Ik denk heel vaak: wat fantástisch dat ik er nog ben
Hedy d’Ancona
Oud-politica Hedy d’Ancona werd 1 oktober tachtig. Een gesprek over relaties, populisme en emancipatie. ’Er is nog zoveel niét gelukt.’

·         Coen Verbraak
 6 oktober 2017
Ja, Hedy d’Ancona vindt het zelf ook een mijpaal. Tachtig worden. „Dat had ik ook met vijftig. Dat gevoel van: nu stap ik definitief de tweede helft in. De verjaardagen daartussen vielen wel mee. Maar met tachtig weet je: dit is echt het allerlaatste stukje.” Niet dat het iets is om over te klagen. Ben je gék. „Dan had ik maar eerder dood moeten gaan.”
Ze geniet nu meer van het leven dan vroeger, zegt ze stralend. „Ik denk heel vaak: wat fantástisch dat ik er nog bén.
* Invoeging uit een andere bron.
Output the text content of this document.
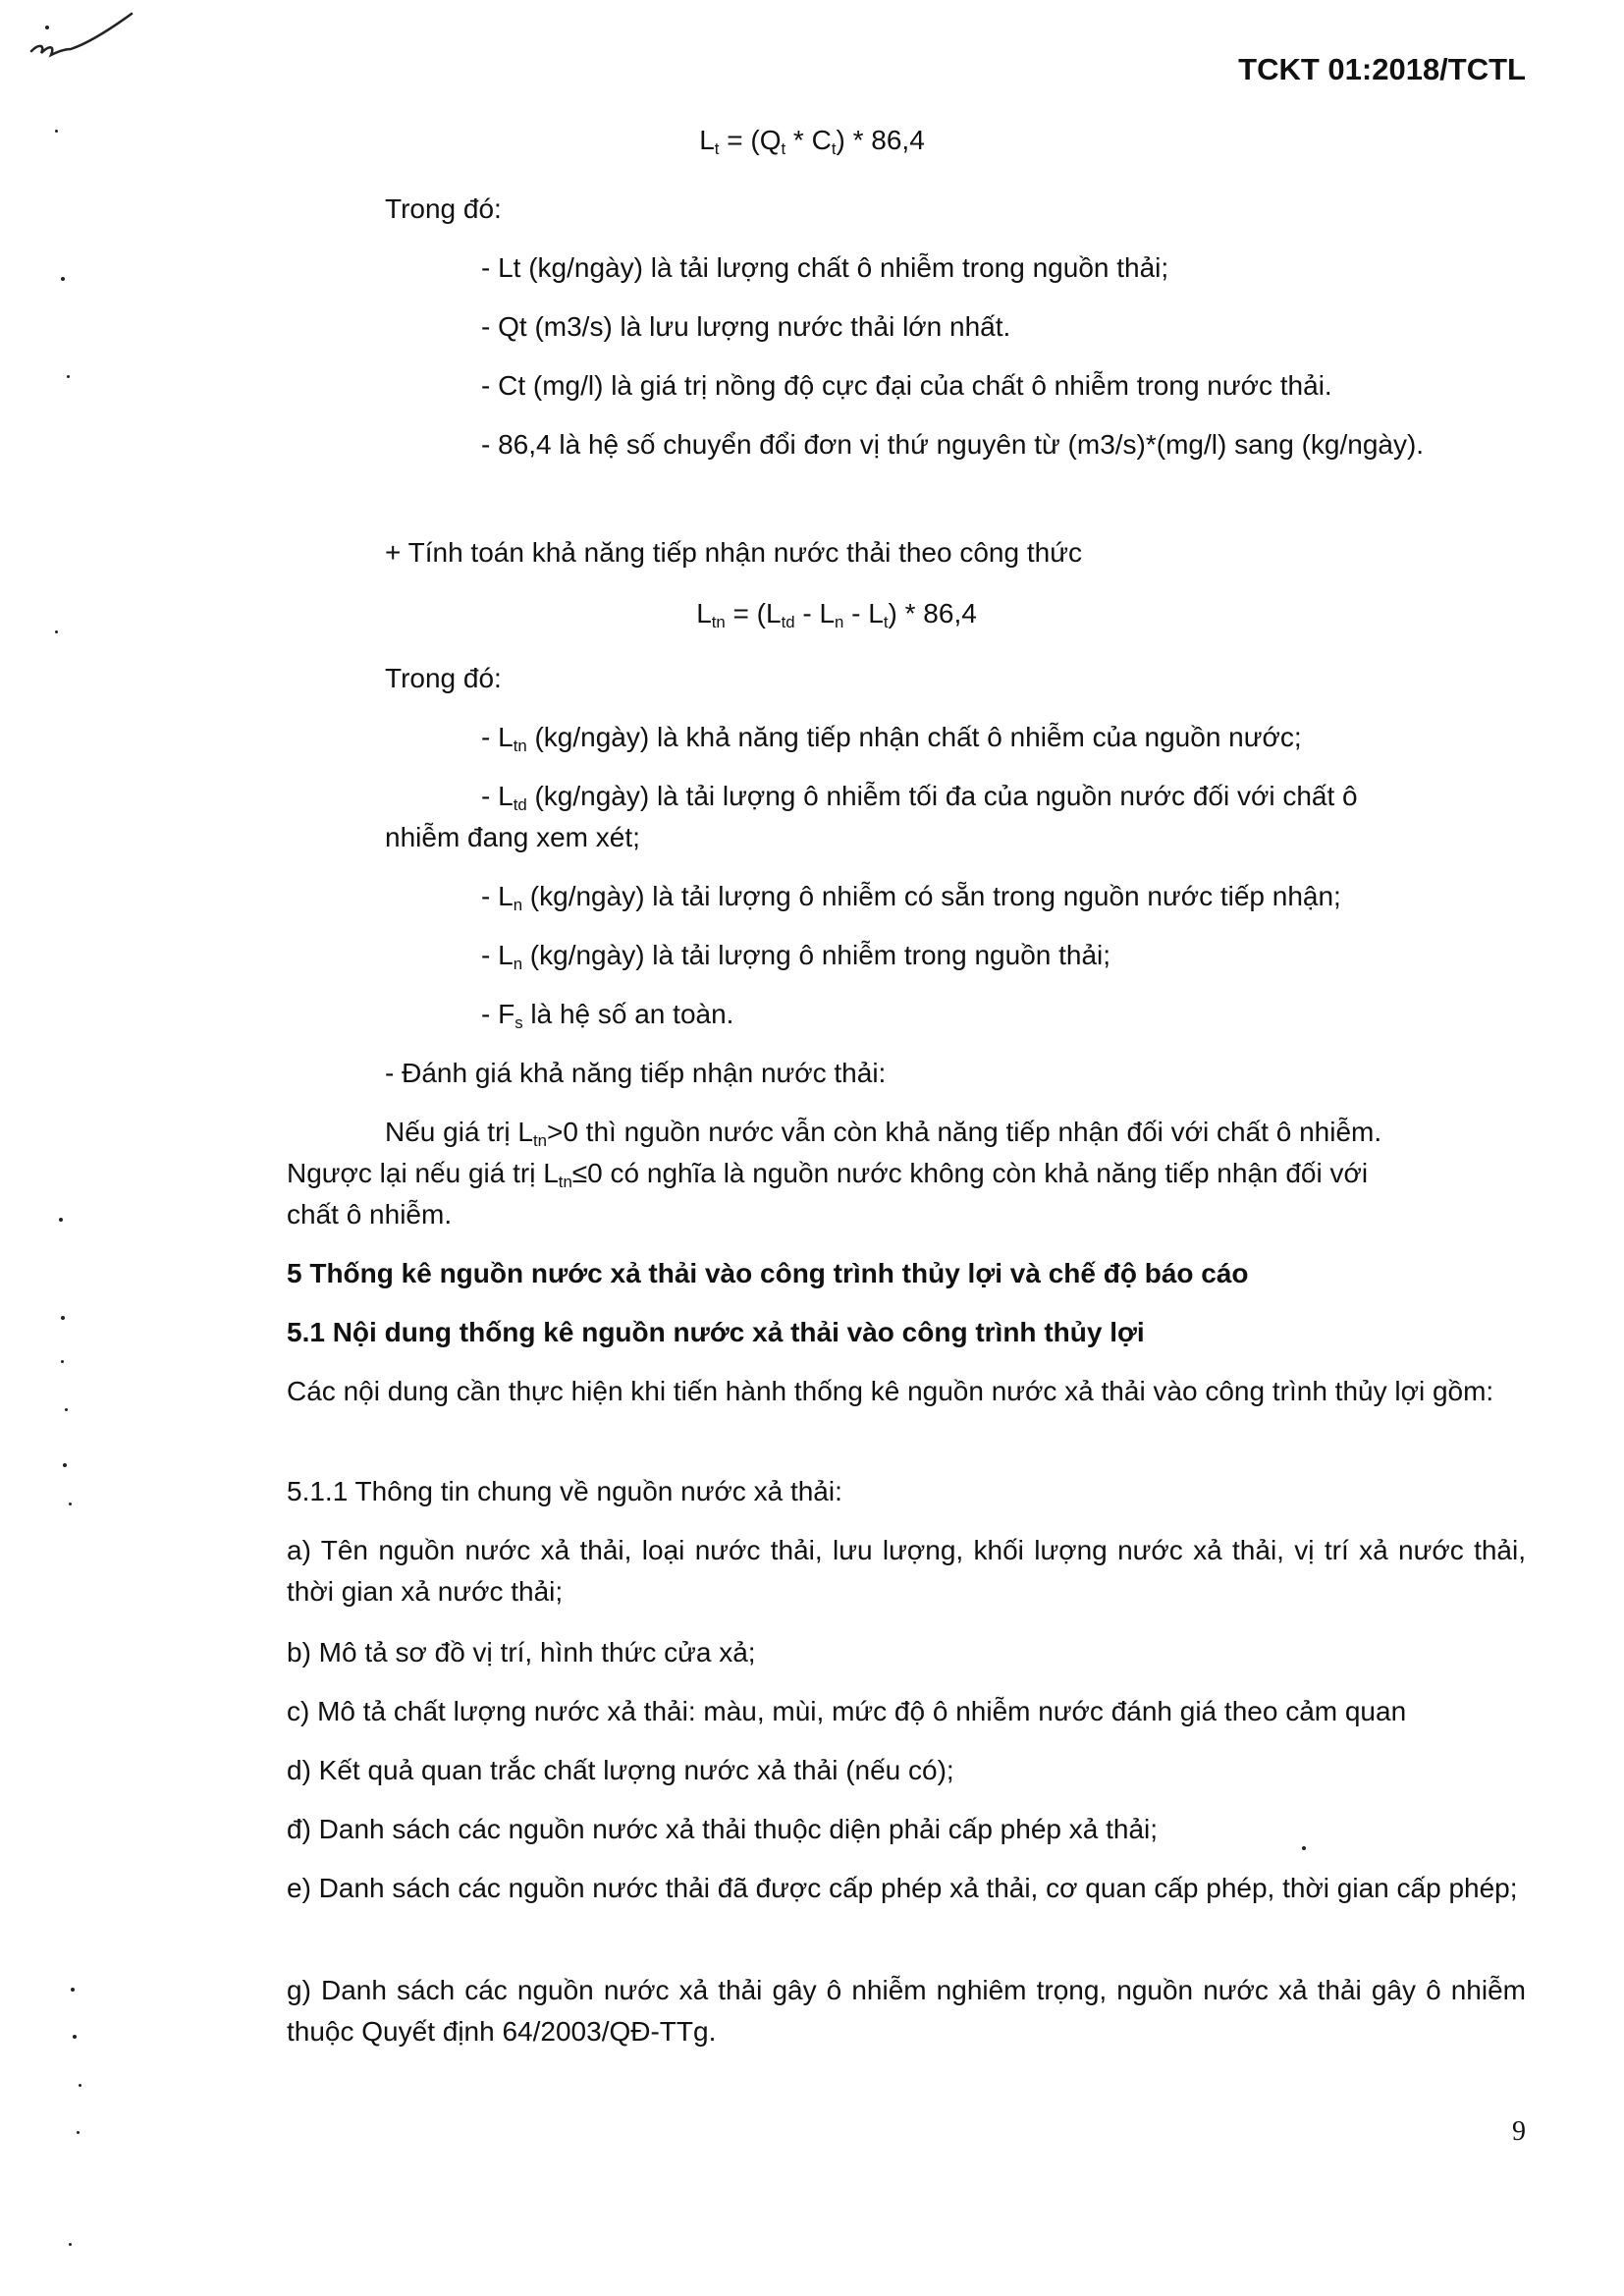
TCKT 01:2018/TCTL
$L_t = (Q_t * C_t) * 86,4$
Trong đó:
- Lt (kg/ngày) là tải lượng chất ô nhiễm trong nguồn thải;
- Qt (m3/s) là lưu lượng nước thải lớn nhất.
- Ct (mg/l) là giá trị nồng độ cực đại của chất ô nhiễm trong nước thải.
- 86,4 là hệ số chuyển đổi đơn vị thứ nguyên từ (m3/s)*(mg/l) sang (kg/ngày).
+ Tính toán khả năng tiếp nhận nước thải theo công thức
$L_{tn} = (L_{td} - L_n - L_t) * 86,4$
Trong đó:
- $L_{tn}$ (kg/ngày) là khả năng tiếp nhận chất ô nhiễm của nguồn nước;
- $L_{td}$ (kg/ngày) là tải lượng ô nhiễm tối đa của nguồn nước đối với chất ô
nhiễm đang xem xét;
- $L_n$ (kg/ngày) là tải lượng ô nhiễm có sẵn trong nguồn nước tiếp nhận;
- $L_n$ (kg/ngày) là tải lượng ô nhiễm trong nguồn thải;
- $F_s$ là hệ số an toàn.
- Đánh giá khả năng tiếp nhận nước thải:
Nếu giá trị $L_{tn}>0$ thì nguồn nước vẫn còn khả năng tiếp nhận đối với chất ô nhiễm.
Ngược lại nếu giá trị $L_{tn}\le 0$ có nghĩa là nguồn nước không còn khả năng tiếp nhận đối với
chất ô nhiễm.
5 Thống kê nguồn nước xả thải vào công trình thủy lợi và chế độ báo cáo
5.1 Nội dung thống kê nguồn nước xả thải vào công trình thủy lợi
Các nội dung cần thực hiện khi tiến hành thống kê nguồn nước xả thải vào công trình thủy lợi gồm:
5.1.1 Thông tin chung về nguồn nước xả thải:
a) Tên nguồn nước xả thải, loại nước thải, lưu lượng, khối lượng nước xả thải, vị trí xả nước thải, thời gian xả nước thải;
b) Mô tả sơ đồ vị trí, hình thức cửa xả;
c) Mô tả chất lượng nước xả thải: màu, mùi, mức độ ô nhiễm nước đánh giá theo cảm quan
d) Kết quả quan trắc chất lượng nước xả thải (nếu có);
đ) Danh sách các nguồn nước xả thải thuộc diện phải cấp phép xả thải;
e) Danh sách các nguồn nước thải đã được cấp phép xả thải, cơ quan cấp phép, thời gian cấp phép;
g) Danh sách các nguồn nước xả thải gây ô nhiễm nghiêm trọng, nguồn nước xả thải gây ô nhiễm thuộc Quyết định 64/2003/QĐ-TTg.
9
Dat ik nog een geliefde heb (kunstenaar Aat Veldhoen), en dat ik kan werken.” En toch: „Ik hoef heus niet nog dertig jaar te leven. Laat staan eeuwig. Echte bloemen zijn veel mooier dan kunstbloemen. Je geniet ervan, juist omdat je weet dat er een einde aan hun houdbaarheid zit. Als ik die knappe jonge kinderen op televisie zie vertellen over hun onderzoek naar hoe we heel oud kunnen worden, dan denk ik: Nee, dankuwel.”
We zitten in haar huis aan de Amstel en drinken thee uit Wedgwood-kopjes met Beatrix Potter-decoratie. Daarnaast staat de boterkoek, op een etagère. Zelf gebakken? Ze schatert het uit. „Ik? Welnee. Heel Holland bakt, behalve ik.” Maar denk nou niet dat ze niet kan koken. „Dat doe ik nog bijna elke dag.”  
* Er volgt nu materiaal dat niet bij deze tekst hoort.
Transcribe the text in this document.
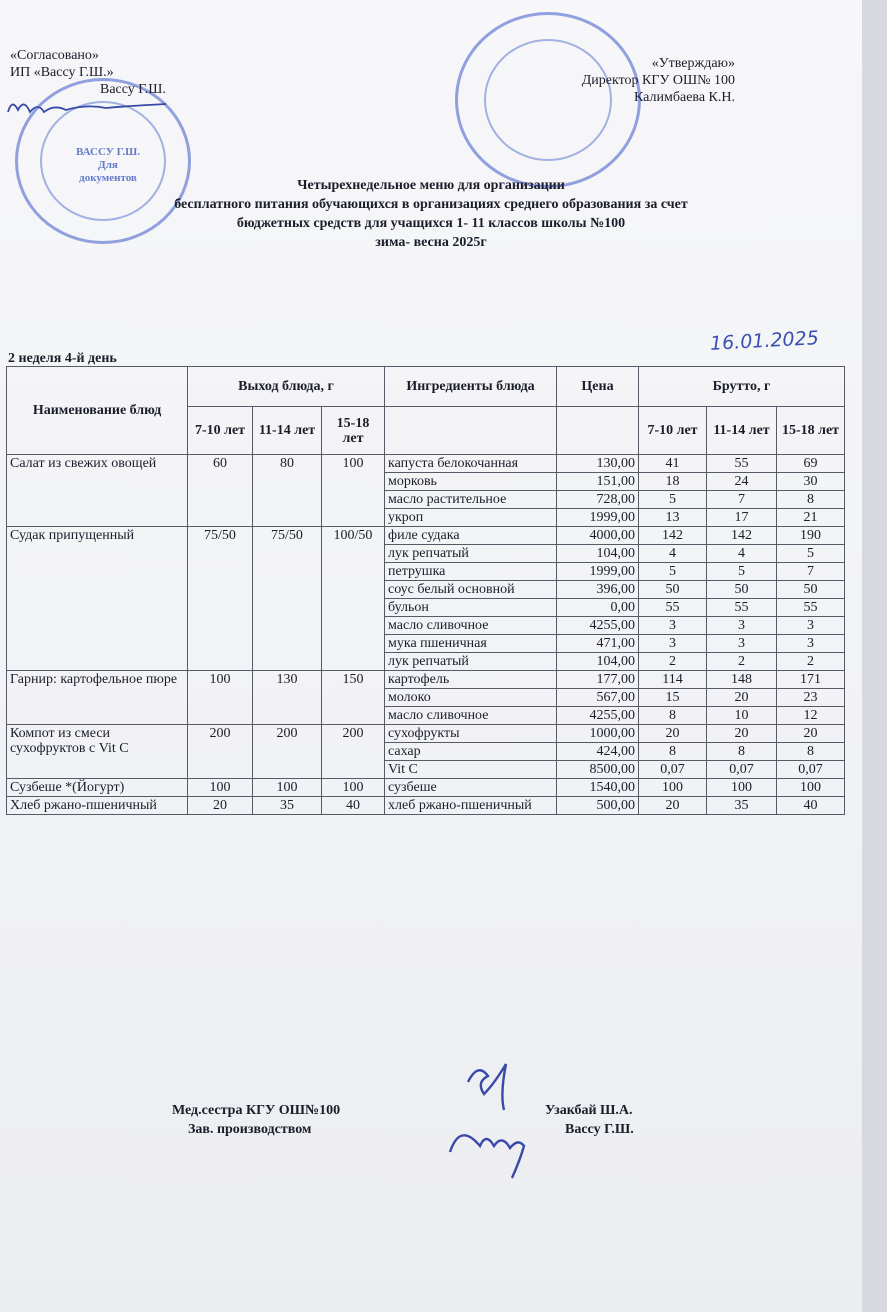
ВАССУ Г.Ш. Для документов
«Согласовано»
ИП «Вассу Г.Ш.»
Вассу Г.Ш.
«Утверждаю»
Директор КГУ ОШ№ 100
Калимбаева К.Н.
Четырехнедельное меню для организации
бесплатного питания обучающихся в организациях среднего образования за счет
бюджетных средств для учащихся 1- 11 классов школы №100
зима- весна 2025г
16.01.2025
2 неделя 4-й день
Наименование блюд	Выход блюда, г			Ингредиенты блюда	Цена	Брутто, г		
	7-10 лет	11-14 лет	15-18 лет			7-10 лет	11-14 лет	15-18 лет
Салат из свежих овощей	60	80	100	капуста белокочанная	130,00	41	55	69
				морковь	151,00	18	24	30
				масло растительное	728,00	5	7	8
				укроп	1999,00	13	17	21
Судак припущенный	75/50	75/50	100/50	филе судака	4000,00	142	142	190
				лук репчатый	104,00	4	4	5
				петрушка	1999,00	5	5	7
				соус белый основной	396,00	50	50	50
				бульон	0,00	55	55	55
				масло сливочное	4255,00	3	3	3
				мука пшеничная	471,00	3	3	3
				лук репчатый	104,00	2	2	2
Гарнир: картофельное пюре	100	130	150	картофель	177,00	114	148	171
				молоко	567,00	15	20	23
				масло сливочное	4255,00	8	10	12
Компот из смеси сухофруктов с Vit C	200	200	200	сухофрукты	1000,00	20	20	20
				сахар	424,00	8	8	8
				Vit C	8500,00	0,07	0,07	0,07
Сузбеше *(Йогурт)	100	100	100	сузбеше	1540,00	100	100	100
Хлеб ржано-пшеничный	20	35	40	хлеб ржано-пшеничный	500,00	20	35	40
Мед.сестра КГУ ОШ№100
Зав. производством
Узакбай Ш.А.
Вассу Г.Ш.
Hedy d’Ancona: ‘Ik heb veel moeite met mensen die vinden dat hun mening onmogelijk gemist kan worden.’Foto Merlijn Doomernik
Hedy d’Ancona (Den Haag, 1 oktober 1937) zat voor de PvdA in de Eerste Kamer en het Europees Parlement. In het kabinet-Van Agt II (september ‘81 tot mei ‘82) was ze staatssecretaris van Sociale Zaken en Werkgelegenheid.
Voor het kabinet-Lubbers III (november ’89 tot augustus ’94) was ze minister van Volksgezondheid, Welzijn en Cultuur.Onder dat kabinet trad in maart ’94 de Algemene wet gelijke behandeling in werking.
Ze is een boegbeeld van de tweede feministische golf. In 1968 richtte ze samen met Joke Smit de feministische actiegroep Man Vrouw Maatschappij op. Met Wim Hora Adema (1914-1998) begon ze vier jaar later het maandblad Opzij, waarvan ze in de beginjaren tot 1981 hoofdredactrice was.
In 2002 kreeg d’Ancona de Aletta Jacobsprijs, die om het jaar wordt uitgereikt aan een vrouw die een bijzondere rol vervult op het gebied van emancipatie.
D’Ancona heeft twee kinderen met psychiater Guus de Boer, met wie ze getrouwd was. Nu is ze samen met kunstschilder Aat Veldhoen (1934).
Wanneer ben je eigenlijk oud?
„Als je niet nieuwsgierig meer bent. Als je geen zin meer hebt om de krant open te slaan. Dat heb ik juist nog heel erg. Ik ben wel oud, maar ik heb altijd iets te doen. Ik zou graag nog veel méér lezen dan ik nu doe. Ik zou eindelijk eens al die dozen met foto’s willen ordenen. En ik zou willen leren drummen. Lijkt me zo leuk. Of op een schrijfcursus gaan, kijken of ik korte verhalen kan schrijven.”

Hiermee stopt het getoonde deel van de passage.